# Printing several negatives.



## PlasticSpanner (Nov 12, 2005)

If I've got a good print with the exposure and filters adjusted correctly will that stay the same for all the frames I print from 1 film or will I have to keep adjusting it for each print I want to do?

Are the filter setings relevant to the paper or the negatives I'm printing?


----------



## Hertz van Rental (Nov 12, 2005)

Are we talking b&w or colour?
For b&w the exposure and filters only stay the same if you have total control over your exposure and processing. Differences in the two between negs occur in order to compensate for variations in film exposure and processing.
It's the same for colour printing but you have the variations caused by colour temperature and such to complicate the whole thing.

As for the last q. For b&w you are trying to match the contrast curve of your neg to the contrast curve of your paper. You can either do this by changing the grade of paper, or by using multigrade and changing the filter. The end result is the same though.


----------



## PlasticSpanner (Nov 12, 2005)

I was kinda hoping for a yes/no answer! 

Sorry, I should have said this is for colour film prints.

So if I have a lot of reds like a sunset the exposure is likely to be different than if I have a lot of blues like a moon shot?


----------



## Hertz van Rental (Nov 12, 2005)

Theoreticaly you should be able to set up a 'neutral' filtration for a given film and it will print the negs all the same - a bit like setting up a colour profile for a scanner.
Problem is that colour is very subjective and you can give two negs the same neutral filtration but because of subject matter and such one will look washed out and the other will look oversaturated or have a colour cast.
Each neg has to be assessed individually I'm afraid - one reason reason I stopped printing my own. A good colour analyser will help you, though - but it will only give you a starting point.


----------



## PlasticSpanner (Nov 12, 2005)

So when I come to process my astro photographs they should be more or less the same settings if they are the same general subject!

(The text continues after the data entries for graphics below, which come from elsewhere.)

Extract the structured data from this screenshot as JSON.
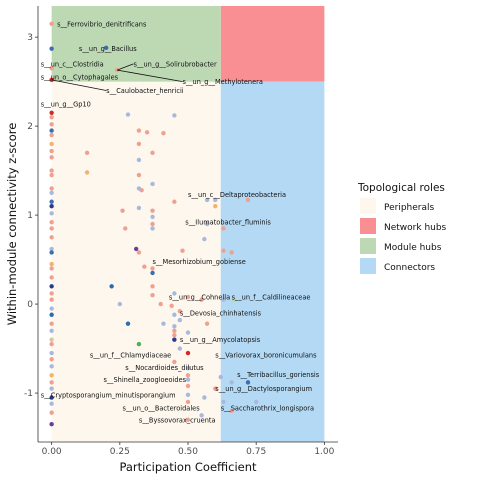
{
  "chart_data": {
    "type": "scatter",
    "xlabel": "Participation Coefficient",
    "ylabel": "Within-module connectivity z-score",
    "xlim": [
      -0.05,
      1.05
    ],
    "ylim": [
      -1.55,
      3.35
    ],
    "x_ticks": [
      0,
      0.25,
      0.5,
      0.75,
      1
    ],
    "x_tick_labels": [
      "0.00",
      "0.25",
      "0.50",
      "0.75",
      "1.00"
    ],
    "y_ticks": [
      -1,
      0,
      1,
      2,
      3
    ],
    "y_tick_labels": [
      "-1",
      "0",
      "1",
      "2",
      "3"
    ],
    "grid": false,
    "regions": [
      {
        "name": "Peripherals",
        "color": "#fdf7ee",
        "x": [
          0,
          0.62
        ],
        "y": [
          -1.55,
          2.5
        ]
      },
      {
        "name": "Network hubs",
        "color": "#f98f93",
        "x": [
          0.62,
          1.0
        ],
        "y": [
          2.5,
          3.35
        ]
      },
      {
        "name": "Module hubs",
        "color": "#bcd9b4",
        "x": [
          0,
          0.62
        ],
        "y": [
          2.5,
          3.35
        ]
      },
      {
        "name": "Connectors",
        "color": "#b4d9f4",
        "x": [
          0.62,
          1.0
        ],
        "y": [
          -1.55,
          2.5
        ]
      }
    ],
    "legend": {
      "title": "Topological roles",
      "position": "right",
      "entries": [
        {
          "label": "Peripherals",
          "color": "#fdf7ee"
        },
        {
          "label": "Network hubs",
          "color": "#f98f93"
        },
        {
          "label": "Module hubs",
          "color": "#bcd9b4"
        },
        {
          "label": "Connectors",
          "color": "#b4d9f4"
        }
      ]
    },
    "points": [
      {
        "x": 0.0,
        "y": 3.15,
        "c": "#f0a090"
      },
      {
        "x": 0.0,
        "y": 2.87,
        "c": "#3a6fb0"
      },
      {
        "x": 0.0,
        "y": 2.65,
        "c": "#f0a090"
      },
      {
        "x": 0.0,
        "y": 2.52,
        "c": "#d62728"
      },
      {
        "x": 0.0,
        "y": 2.15,
        "c": "#d62728"
      },
      {
        "x": 0.0,
        "y": 2.1,
        "c": "#f0a090"
      },
      {
        "x": 0.0,
        "y": 2.02,
        "c": "#f0a090"
      },
      {
        "x": 0.0,
        "y": 1.95,
        "c": "#3a6fb0"
      },
      {
        "x": 0.0,
        "y": 1.9,
        "c": "#f0a090"
      },
      {
        "x": 0.0,
        "y": 1.8,
        "c": "#f4b26a"
      },
      {
        "x": 0.0,
        "y": 1.72,
        "c": "#f0a090"
      },
      {
        "x": 0.0,
        "y": 1.65,
        "c": "#f0a090"
      },
      {
        "x": 0.0,
        "y": 1.5,
        "c": "#f0a090"
      },
      {
        "x": 0.0,
        "y": 1.45,
        "c": "#f0a090"
      },
      {
        "x": 0.0,
        "y": 1.3,
        "c": "#f0a090"
      },
      {
        "x": 0.0,
        "y": 1.25,
        "c": "#a8b9dd"
      },
      {
        "x": 0.0,
        "y": 1.15,
        "c": "#3a6fb0"
      },
      {
        "x": 0.0,
        "y": 1.1,
        "c": "#2b3a8f"
      },
      {
        "x": 0.0,
        "y": 1.02,
        "c": "#a8b9dd"
      },
      {
        "x": 0.0,
        "y": 0.92,
        "c": "#f0a090"
      },
      {
        "x": 0.0,
        "y": 0.85,
        "c": "#f0a090"
      },
      {
        "x": 0.0,
        "y": 0.75,
        "c": "#f0a090"
      },
      {
        "x": 0.0,
        "y": 0.62,
        "c": "#a8b9dd"
      },
      {
        "x": 0.0,
        "y": 0.58,
        "c": "#3a6fb0"
      },
      {
        "x": 0.0,
        "y": 0.45,
        "c": "#f4b26a"
      },
      {
        "x": 0.0,
        "y": 0.4,
        "c": "#f0a090"
      },
      {
        "x": 0.0,
        "y": 0.3,
        "c": "#f0a090"
      },
      {
        "x": 0.0,
        "y": 0.2,
        "c": "#2b3a8f"
      },
      {
        "x": 0.0,
        "y": 0.12,
        "c": "#f0a090"
      },
      {
        "x": 0.0,
        "y": 0.05,
        "c": "#f0a090"
      },
      {
        "x": 0.0,
        "y": -0.05,
        "c": "#a8b9dd"
      },
      {
        "x": 0.0,
        "y": -0.12,
        "c": "#2b6cb0"
      },
      {
        "x": 0.0,
        "y": -0.22,
        "c": "#f0a090"
      },
      {
        "x": 0.0,
        "y": -0.3,
        "c": "#a8b9dd"
      },
      {
        "x": 0.0,
        "y": -0.4,
        "c": "#d4c9a0"
      },
      {
        "x": 0.0,
        "y": -0.45,
        "c": "#f0a090"
      },
      {
        "x": 0.0,
        "y": -0.55,
        "c": "#a8b9dd"
      },
      {
        "x": 0.0,
        "y": -0.62,
        "c": "#f0a090"
      },
      {
        "x": 0.0,
        "y": -0.7,
        "c": "#a8b9dd"
      },
      {
        "x": 0.0,
        "y": -0.8,
        "c": "#f4b26a"
      },
      {
        "x": 0.0,
        "y": -0.88,
        "c": "#f0a090"
      },
      {
        "x": 0.0,
        "y": -0.95,
        "c": "#a8b9dd"
      },
      {
        "x": 0.0,
        "y": -1.05,
        "c": "#2b3a8f"
      },
      {
        "x": 0.0,
        "y": -1.12,
        "c": "#a8b9dd"
      },
      {
        "x": 0.0,
        "y": -1.22,
        "c": "#f0a090"
      },
      {
        "x": 0.0,
        "y": -1.35,
        "c": "#6a3d9a"
      },
      {
        "x": 0.2,
        "y": 2.88,
        "c": "#3a6fb0"
      },
      {
        "x": 0.24,
        "y": 2.63,
        "c": "#f0a090"
      },
      {
        "x": 0.28,
        "y": 2.13,
        "c": "#a8b9dd"
      },
      {
        "x": 0.32,
        "y": 1.95,
        "c": "#f0a090"
      },
      {
        "x": 0.35,
        "y": 1.93,
        "c": "#f0a090"
      },
      {
        "x": 0.41,
        "y": 1.92,
        "c": "#f0a090"
      },
      {
        "x": 0.45,
        "y": 2.12,
        "c": "#a8b9dd"
      },
      {
        "x": 0.32,
        "y": 1.8,
        "c": "#f0a090"
      },
      {
        "x": 0.37,
        "y": 1.7,
        "c": "#f0a090"
      },
      {
        "x": 0.13,
        "y": 1.7,
        "c": "#f0a090"
      },
      {
        "x": 0.32,
        "y": 1.62,
        "c": "#a8b9dd"
      },
      {
        "x": 0.13,
        "y": 1.48,
        "c": "#f4b26a"
      },
      {
        "x": 0.32,
        "y": 1.45,
        "c": "#f0a090"
      },
      {
        "x": 0.33,
        "y": 1.28,
        "c": "#f0a090"
      },
      {
        "x": 0.37,
        "y": 1.35,
        "c": "#a8b9dd"
      },
      {
        "x": 0.32,
        "y": 1.3,
        "c": "#a8b9dd"
      },
      {
        "x": 0.26,
        "y": 1.05,
        "c": "#f0a090"
      },
      {
        "x": 0.32,
        "y": 1.08,
        "c": "#a8b9dd"
      },
      {
        "x": 0.37,
        "y": 1.05,
        "c": "#f0a090"
      },
      {
        "x": 0.37,
        "y": 0.98,
        "c": "#a8b9dd"
      },
      {
        "x": 0.37,
        "y": 0.9,
        "c": "#f0a090"
      },
      {
        "x": 0.45,
        "y": 1.15,
        "c": "#f0a090"
      },
      {
        "x": 0.57,
        "y": 1.17,
        "c": "#a8b9dd"
      },
      {
        "x": 0.6,
        "y": 1.17,
        "c": "#a8b9dd"
      },
      {
        "x": 0.6,
        "y": 1.1,
        "c": "#f4b26a"
      },
      {
        "x": 0.72,
        "y": 1.17,
        "c": "#f0a090"
      },
      {
        "x": 0.57,
        "y": 0.9,
        "c": "#a8b9dd"
      },
      {
        "x": 0.27,
        "y": 0.85,
        "c": "#f0a090"
      },
      {
        "x": 0.37,
        "y": 0.85,
        "c": "#a8b9dd"
      },
      {
        "x": 0.63,
        "y": 0.85,
        "c": "#f0a090"
      },
      {
        "x": 0.56,
        "y": 0.73,
        "c": "#a8b9dd"
      },
      {
        "x": 0.31,
        "y": 0.62,
        "c": "#6a3d9a"
      },
      {
        "x": 0.32,
        "y": 0.58,
        "c": "#f0a090"
      },
      {
        "x": 0.48,
        "y": 0.6,
        "c": "#f0a090"
      },
      {
        "x": 0.63,
        "y": 0.6,
        "c": "#f0a090"
      },
      {
        "x": 0.66,
        "y": 0.58,
        "c": "#f0a090"
      },
      {
        "x": 0.34,
        "y": 0.42,
        "c": "#f0a090"
      },
      {
        "x": 0.37,
        "y": 0.4,
        "c": "#f0a090"
      },
      {
        "x": 0.37,
        "y": 0.35,
        "c": "#3a6fb0"
      },
      {
        "x": 0.37,
        "y": 0.2,
        "c": "#f0a090"
      },
      {
        "x": 0.22,
        "y": 0.2,
        "c": "#2b6cb0"
      },
      {
        "x": 0.37,
        "y": 0.1,
        "c": "#f0a090"
      },
      {
        "x": 0.45,
        "y": 0.12,
        "c": "#a8b9dd"
      },
      {
        "x": 0.5,
        "y": 0.08,
        "c": "#f0a090"
      },
      {
        "x": 0.55,
        "y": 0.05,
        "c": "#f0a090"
      },
      {
        "x": 0.63,
        "y": 0.05,
        "c": "#a8b9dd"
      },
      {
        "x": 0.67,
        "y": 0.05,
        "c": "#b6d8a0"
      },
      {
        "x": 0.25,
        "y": 0.0,
        "c": "#a8b9dd"
      },
      {
        "x": 0.4,
        "y": 0.0,
        "c": "#f0a090"
      },
      {
        "x": 0.44,
        "y": -0.02,
        "c": "#f0a090"
      },
      {
        "x": 0.45,
        "y": -0.12,
        "c": "#a8b9dd"
      },
      {
        "x": 0.47,
        "y": -0.08,
        "c": "#f0a090"
      },
      {
        "x": 0.47,
        "y": -0.18,
        "c": "#a8b9dd"
      },
      {
        "x": 0.28,
        "y": -0.22,
        "c": "#2b6cb0"
      },
      {
        "x": 0.41,
        "y": -0.22,
        "c": "#a8b9dd"
      },
      {
        "x": 0.45,
        "y": -0.25,
        "c": "#a8b9dd"
      },
      {
        "x": 0.45,
        "y": -0.3,
        "c": "#f0a090"
      },
      {
        "x": 0.5,
        "y": -0.32,
        "c": "#a8b9dd"
      },
      {
        "x": 0.57,
        "y": -0.22,
        "c": "#f0a090"
      },
      {
        "x": 0.45,
        "y": -0.4,
        "c": "#2b3a8f"
      },
      {
        "x": 0.45,
        "y": -0.35,
        "c": "#f0a090"
      },
      {
        "x": 0.32,
        "y": -0.45,
        "c": "#4caf50"
      },
      {
        "x": 0.47,
        "y": -0.5,
        "c": "#a8b9dd"
      },
      {
        "x": 0.5,
        "y": -0.55,
        "c": "#d62728"
      },
      {
        "x": 0.45,
        "y": -0.65,
        "c": "#f0a090"
      },
      {
        "x": 0.5,
        "y": -0.72,
        "c": "#a8b9dd"
      },
      {
        "x": 0.5,
        "y": -0.8,
        "c": "#f0a090"
      },
      {
        "x": 0.5,
        "y": -0.85,
        "c": "#a8b9dd"
      },
      {
        "x": 0.5,
        "y": -0.92,
        "c": "#f0a090"
      },
      {
        "x": 0.5,
        "y": -1.02,
        "c": "#a8b9dd"
      },
      {
        "x": 0.5,
        "y": -1.1,
        "c": "#f0a090"
      },
      {
        "x": 0.56,
        "y": -1.05,
        "c": "#a8b9dd"
      },
      {
        "x": 0.62,
        "y": -0.82,
        "c": "#a8b9dd"
      },
      {
        "x": 0.66,
        "y": -0.88,
        "c": "#a8b9dd"
      },
      {
        "x": 0.72,
        "y": -0.88,
        "c": "#3a6fb0"
      },
      {
        "x": 0.6,
        "y": -0.95,
        "c": "#f0a090"
      },
      {
        "x": 0.63,
        "y": -1.1,
        "c": "#a8b9dd"
      },
      {
        "x": 0.66,
        "y": -1.2,
        "c": "#f0a090"
      },
      {
        "x": 0.75,
        "y": -1.1,
        "c": "#a8b9dd"
      },
      {
        "x": 0.55,
        "y": -1.25,
        "c": "#a8b9dd"
      },
      {
        "x": 0.5,
        "y": -1.3,
        "c": "#f0a090"
      }
    ],
    "labels": [
      {
        "text": "s__Ferrovibrio_denitrificans",
        "x": 0.02,
        "y": 3.15,
        "tx": 0.02,
        "ty": 3.15
      },
      {
        "text": "s__un_g__Bacillus",
        "x": 0.1,
        "y": 2.87,
        "tx": 0.1,
        "ty": 2.87
      },
      {
        "text": "s__un_g__Solirubrobacter",
        "x": 0.3,
        "y": 2.7,
        "tx": 0.24,
        "ty": 2.63
      },
      {
        "text": "s__un_c__Clostridia",
        "x": -0.04,
        "y": 2.7,
        "tx": -0.04,
        "ty": 2.7
      },
      {
        "text": "s__un_o__Cytophagales",
        "x": -0.04,
        "y": 2.55,
        "tx": -0.04,
        "ty": 2.55
      },
      {
        "text": "s__un_g__Methylotenera",
        "x": 0.48,
        "y": 2.5,
        "tx": 0.24,
        "ty": 2.63
      },
      {
        "text": "s__Caulobacter_henricii",
        "x": 0.2,
        "y": 2.4,
        "tx": 0.0,
        "ty": 2.52
      },
      {
        "text": "s__un_g__Gp10",
        "x": -0.04,
        "y": 2.25,
        "tx": -0.04,
        "ty": 2.25
      },
      {
        "text": "s__un_c__Deltaproteobacteria",
        "x": 0.5,
        "y": 1.23,
        "tx": 0.5,
        "ty": 1.23
      },
      {
        "text": "s__Ilumatobacter_fluminis",
        "x": 0.49,
        "y": 0.92,
        "tx": 0.49,
        "ty": 0.92
      },
      {
        "text": "s__Mesorhizobium_gobiense",
        "x": 0.37,
        "y": 0.48,
        "tx": 0.37,
        "ty": 0.48
      },
      {
        "text": "s__un_g__Cohnella",
        "x": 0.43,
        "y": 0.08,
        "tx": 0.43,
        "ty": 0.08
      },
      {
        "text": "s__un_f__Caldilineaceae",
        "x": 0.66,
        "y": 0.08,
        "tx": 0.66,
        "ty": 0.08
      },
      {
        "text": "s__Devosia_chinhatensis",
        "x": 0.47,
        "y": -0.1,
        "tx": 0.47,
        "ty": -0.1
      },
      {
        "text": "s__un_g__Amycolatopsis",
        "x": 0.47,
        "y": -0.4,
        "tx": 0.47,
        "ty": -0.4
      },
      {
        "text": "s__un_f__Chlamydiaceae",
        "x": 0.14,
        "y": -0.57,
        "tx": 0.14,
        "ty": -0.57
      },
      {
        "text": "s__Variovorax_boronicumulans",
        "x": 0.6,
        "y": -0.57,
        "tx": 0.6,
        "ty": -0.57
      },
      {
        "text": "s__Nocardioides_dilutus",
        "x": 0.27,
        "y": -0.71,
        "tx": 0.27,
        "ty": -0.71
      },
      {
        "text": "s__Terribacillus_goriensis",
        "x": 0.68,
        "y": -0.79,
        "tx": 0.68,
        "ty": -0.79
      },
      {
        "text": "s__Shinella_zoogloeoides",
        "x": 0.19,
        "y": -0.85,
        "tx": 0.19,
        "ty": -0.85
      },
      {
        "text": "s__un_g__Dactylosporangium",
        "x": 0.6,
        "y": -0.95,
        "tx": 0.6,
        "ty": -0.95
      },
      {
        "text": "s__Cryptosporangium_minutisporangium",
        "x": -0.04,
        "y": -1.02,
        "tx": -0.04,
        "ty": -1.02
      },
      {
        "text": "s__un_o__Bacteroidales",
        "x": 0.26,
        "y": -1.17,
        "tx": 0.26,
        "ty": -1.17
      },
      {
        "text": "s__Saccharothrix_longispora",
        "x": 0.62,
        "y": -1.17,
        "tx": 0.62,
        "ty": -1.17
      },
      {
        "text": "s__Byssovorax_cruenta",
        "x": 0.32,
        "y": -1.3,
        "tx": 0.32,
        "ty": -1.3
      }
    ]
  }
}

The prints I'm doing right now were taken by my wife in her compact camera and I was beginning to wonder how she had got so much variation.
One print she wants was taken in a conservatory with the sun shing in through the door which I have got good settings for but the other print was shot in her friends dining room, still with the same sunlight shining through the window but that one came out under exposed by about 2 stops.

Thanks for your prompt replies Hertz!:hail:   I can get back into my TARDIS again! (It's gonna be another late night! )


----------